Nun müssen sich die Aktivisten und Aktivistinnen jedoch erstmal mit einer Anzeige wegen Hausfriedensbruch auseinandersetzen. Denn diese wartet nach der Aktion am Vormittag auf die Protestierenden. „Die Rathausverwaltung hat Anzeige wegen Hausfriedensbruch gestellt. Auch wenn alles relativ friedlich lief, musste die Polizei geholt werden, da die Aktivisten der Aufforderung des Rathaus-Sicherheitsdienstes, die Balkone zu verlassen, nicht nachgekommen sind“, sagte ein Sprecher der Stadt.

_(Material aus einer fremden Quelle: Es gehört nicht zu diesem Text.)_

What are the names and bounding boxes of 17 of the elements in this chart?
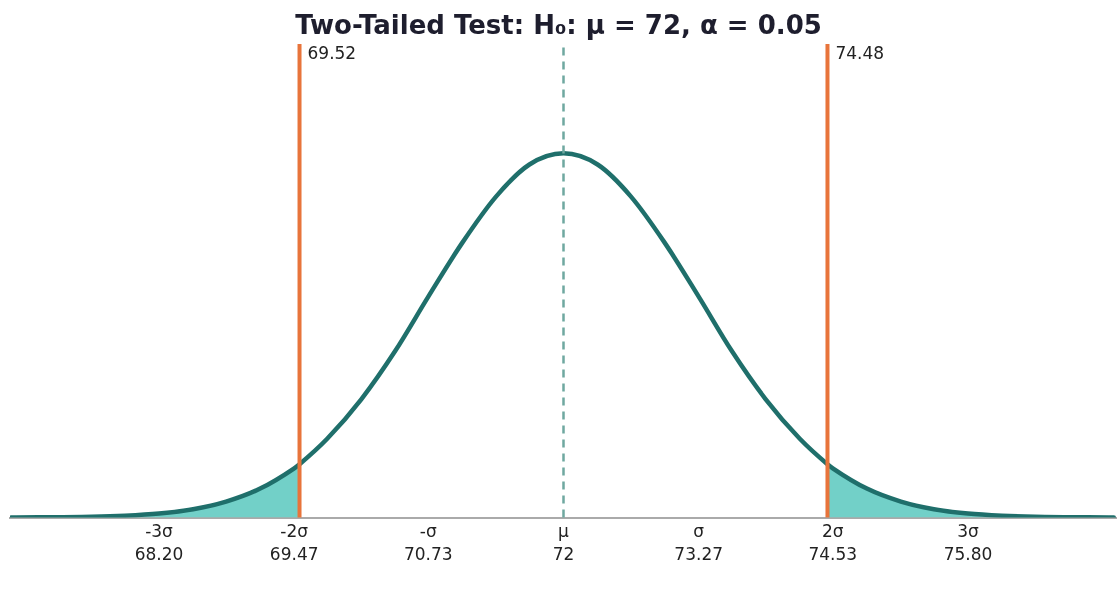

Zuletzt hatte Kölns Oberbürgermeisterin Henriette Reker verlauten lassen, sich durchaus an „gesellschaftlichen Debatten zu beteiligen und mit Interessensvertreterinnen und -vertreterinnen zu sprechen“. Allerdings ließe sie sich nicht durch die grenzwertigen Aktionen der „Letzten Generation“ unter Druck setzen.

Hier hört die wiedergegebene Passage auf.